Viola Vardanian, made a face. It was a very sour face. “We've come to find out what is going on,” she said. “We have tried to talk to the police officers, and they will not tell us.”

“What police officers did you try to talk to?” Gregor asked.

“We went to the precinct, Krekor,” Mrs. Vardanian said. “What did you think we would do. We went there, and we went to the hospital, and talked to Dr. Halevy. Nobody would tell us anything, because we are not next of kin.”

“I think that's probably the law,” Gregor said.

“They did ask us a lot of questions,” Mrs. Melvarian said. Mrs. Melvarian was the small round one, the one that looked most like an Armenian peasant grandmother. “Dr. Halevy especially asked us. And she expected us to answer.”

“It's been hard to get information,” Gregor said. “There doesn't seem to be anything anywhere to tell us, well, to tell us things.

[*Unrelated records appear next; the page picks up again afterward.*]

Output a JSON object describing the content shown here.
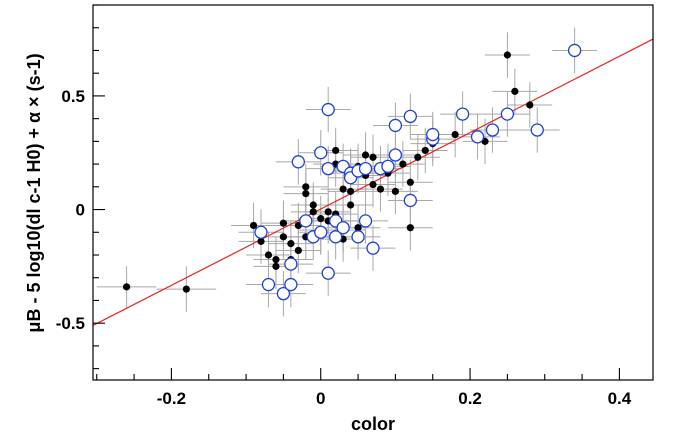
{
  "chart_data": {
    "type": "scatter",
    "title": "",
    "xlabel": "color",
    "ylabel": "μB - 5 log10(dl c-1 H0) + α × (s-1)",
    "xlim": [
      -0.305,
      0.445
    ],
    "ylim": [
      -0.75,
      0.9
    ],
    "xticks": [
      -0.2,
      0,
      0.2,
      0.4
    ],
    "xtick_labels": [
      "-0.2",
      "0",
      "0.2",
      "0.4"
    ],
    "yticks": [
      -0.5,
      0,
      0.5
    ],
    "ytick_labels": [
      "-0.5",
      "0",
      "0.5"
    ],
    "grid": false,
    "fit_line": {
      "x": [
        -0.305,
        0.445
      ],
      "y": [
        -0.51,
        0.75
      ],
      "color": "#e8241f"
    },
    "series": [
      {
        "marker": "filled-circle",
        "color": "#000000",
        "points": [
          [
            -0.26,
            -0.34,
            0.04,
            0.09
          ],
          [
            -0.18,
            -0.35,
            0.04,
            0.1
          ],
          [
            -0.09,
            -0.07,
            0.03,
            0.1
          ],
          [
            -0.08,
            -0.14,
            0.03,
            0.1
          ],
          [
            -0.07,
            -0.2,
            0.03,
            0.1
          ],
          [
            -0.06,
            -0.25,
            0.03,
            0.1
          ],
          [
            -0.06,
            -0.22,
            0.03,
            0.1
          ],
          [
            -0.05,
            -0.06,
            0.03,
            0.1
          ],
          [
            -0.05,
            -0.12,
            0.03,
            0.1
          ],
          [
            -0.04,
            -0.22,
            0.03,
            0.1
          ],
          [
            -0.04,
            -0.15,
            0.03,
            0.1
          ],
          [
            -0.03,
            -0.18,
            0.03,
            0.1
          ],
          [
            -0.03,
            -0.07,
            0.03,
            0.1
          ],
          [
            -0.02,
            -0.12,
            0.03,
            0.1
          ],
          [
            -0.02,
            0.07,
            0.03,
            0.1
          ],
          [
            -0.02,
            0.1,
            0.03,
            0.1
          ],
          [
            -0.01,
            -0.01,
            0.03,
            0.1
          ],
          [
            -0.01,
            0.02,
            0.03,
            0.1
          ],
          [
            0.0,
            -0.04,
            0.03,
            0.1
          ],
          [
            0.0,
            -0.09,
            0.03,
            0.1
          ],
          [
            0.01,
            -0.01,
            0.03,
            0.1
          ],
          [
            0.01,
            -0.05,
            0.03,
            0.1
          ],
          [
            0.02,
            0.26,
            0.03,
            0.1
          ],
          [
            0.02,
            0.2,
            0.03,
            0.1
          ],
          [
            0.02,
            -0.02,
            0.03,
            0.1
          ],
          [
            0.03,
            0.09,
            0.03,
            0.1
          ],
          [
            0.03,
            -0.09,
            0.03,
            0.1
          ],
          [
            0.03,
            -0.13,
            0.03,
            0.1
          ],
          [
            0.04,
            0.17,
            0.03,
            0.1
          ],
          [
            0.04,
            0.08,
            0.03,
            0.1
          ],
          [
            0.04,
            0.02,
            0.03,
            0.1
          ],
          [
            0.05,
            -0.08,
            0.03,
            0.1
          ],
          [
            0.05,
            0.19,
            0.03,
            0.1
          ],
          [
            0.06,
            0.24,
            0.03,
            0.1
          ],
          [
            0.06,
            0.15,
            0.03,
            0.1
          ],
          [
            0.07,
            0.23,
            0.03,
            0.1
          ],
          [
            0.07,
            0.11,
            0.03,
            0.1
          ],
          [
            0.08,
            0.09,
            0.03,
            0.1
          ],
          [
            0.09,
            0.16,
            0.03,
            0.1
          ],
          [
            0.1,
            0.08,
            0.03,
            0.1
          ],
          [
            0.11,
            0.2,
            0.03,
            0.1
          ],
          [
            0.12,
            0.12,
            0.03,
            0.1
          ],
          [
            0.13,
            0.23,
            0.03,
            0.1
          ],
          [
            0.14,
            0.26,
            0.03,
            0.1
          ],
          [
            0.15,
            0.29,
            0.03,
            0.1
          ],
          [
            0.18,
            0.33,
            0.03,
            0.1
          ],
          [
            0.22,
            0.3,
            0.03,
            0.1
          ],
          [
            0.25,
            0.68,
            0.03,
            0.1
          ],
          [
            0.26,
            0.52,
            0.03,
            0.1
          ],
          [
            0.28,
            0.46,
            0.03,
            0.1
          ],
          [
            0.12,
            -0.08,
            0.03,
            0.1
          ]
        ]
      },
      {
        "marker": "open-circle",
        "color": "#1f3fd9",
        "points": [
          [
            -0.08,
            -0.1,
            0.03,
            0.1
          ],
          [
            -0.07,
            -0.33,
            0.03,
            0.1
          ],
          [
            -0.05,
            -0.37,
            0.03,
            0.1
          ],
          [
            -0.04,
            -0.24,
            0.03,
            0.1
          ],
          [
            -0.04,
            -0.33,
            0.03,
            0.1
          ],
          [
            -0.03,
            0.21,
            0.03,
            0.1
          ],
          [
            -0.02,
            -0.05,
            0.03,
            0.1
          ],
          [
            -0.01,
            -0.12,
            0.03,
            0.1
          ],
          [
            0.0,
            0.25,
            0.03,
            0.1
          ],
          [
            0.0,
            -0.1,
            0.03,
            0.1
          ],
          [
            0.01,
            0.44,
            0.03,
            0.1
          ],
          [
            0.01,
            0.18,
            0.03,
            0.1
          ],
          [
            0.01,
            -0.28,
            0.03,
            0.1
          ],
          [
            0.02,
            -0.05,
            0.03,
            0.1
          ],
          [
            0.02,
            -0.12,
            0.03,
            0.1
          ],
          [
            0.03,
            0.19,
            0.03,
            0.1
          ],
          [
            0.03,
            -0.08,
            0.03,
            0.1
          ],
          [
            0.04,
            0.16,
            0.03,
            0.1
          ],
          [
            0.04,
            0.14,
            0.03,
            0.1
          ],
          [
            0.05,
            0.17,
            0.03,
            0.1
          ],
          [
            0.05,
            -0.12,
            0.03,
            0.1
          ],
          [
            0.06,
            0.18,
            0.03,
            0.1
          ],
          [
            0.06,
            -0.05,
            0.03,
            0.1
          ],
          [
            0.07,
            -0.17,
            0.03,
            0.1
          ],
          [
            0.08,
            0.18,
            0.03,
            0.1
          ],
          [
            0.09,
            0.19,
            0.03,
            0.1
          ],
          [
            0.1,
            0.24,
            0.03,
            0.1
          ],
          [
            0.1,
            0.37,
            0.03,
            0.1
          ],
          [
            0.12,
            0.04,
            0.03,
            0.1
          ],
          [
            0.12,
            0.41,
            0.03,
            0.1
          ],
          [
            0.15,
            0.31,
            0.03,
            0.1
          ],
          [
            0.15,
            0.33,
            0.03,
            0.1
          ],
          [
            0.19,
            0.42,
            0.03,
            0.1
          ],
          [
            0.21,
            0.32,
            0.03,
            0.1
          ],
          [
            0.23,
            0.35,
            0.03,
            0.1
          ],
          [
            0.25,
            0.42,
            0.03,
            0.1
          ],
          [
            0.29,
            0.35,
            0.03,
            0.1
          ],
          [
            0.34,
            0.7,
            0.03,
            0.1
          ]
        ]
      }
    ]
  }
}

Who her doctor was, for instance.”

“Yes, yes,” Mrs. Vardanian said. “Dr. Halevy asked us the same thing. You should find Sophie's little book and use that. Although I don't think I've ever known her to go to the doctors. She doesn't like doctors.”

“Doctors can be necessary,” Gregor said. “What little book are you talking about?”

“Oh, her niece made it for her when she was in the fifth grade,” Mrs. Edelakian said. It was more like gushing. “When the niece was in the fifth grade, I mean. It's beautiful, it really is. It's got pictures on the cover of it, all these pictures of Sophie and her family. Sophie herself, and Viktor, and Dennis and Marco and their wives, and Clarice, too. Clarice made it in her art class.”

“Clarice is in fifth grade?” Gregor was confused.

Mrs. Vardanian snorted. “Of course she isn't. She's a middle-aged woman now, I would think. But Kara is right. She always used that one. She kept it in the little telephone table in the kitchen.”

“I looked in the telephone table,” Gregor said. “I looked in a big cedar chest in the living room. I looked in the night table next to her bed. I spent nearly three hours this morning going through every room in the house, I didn't find any address book, with pictures on it or not. I didn't find much of anything except very old lace and some copies of a magazine in Armenian.”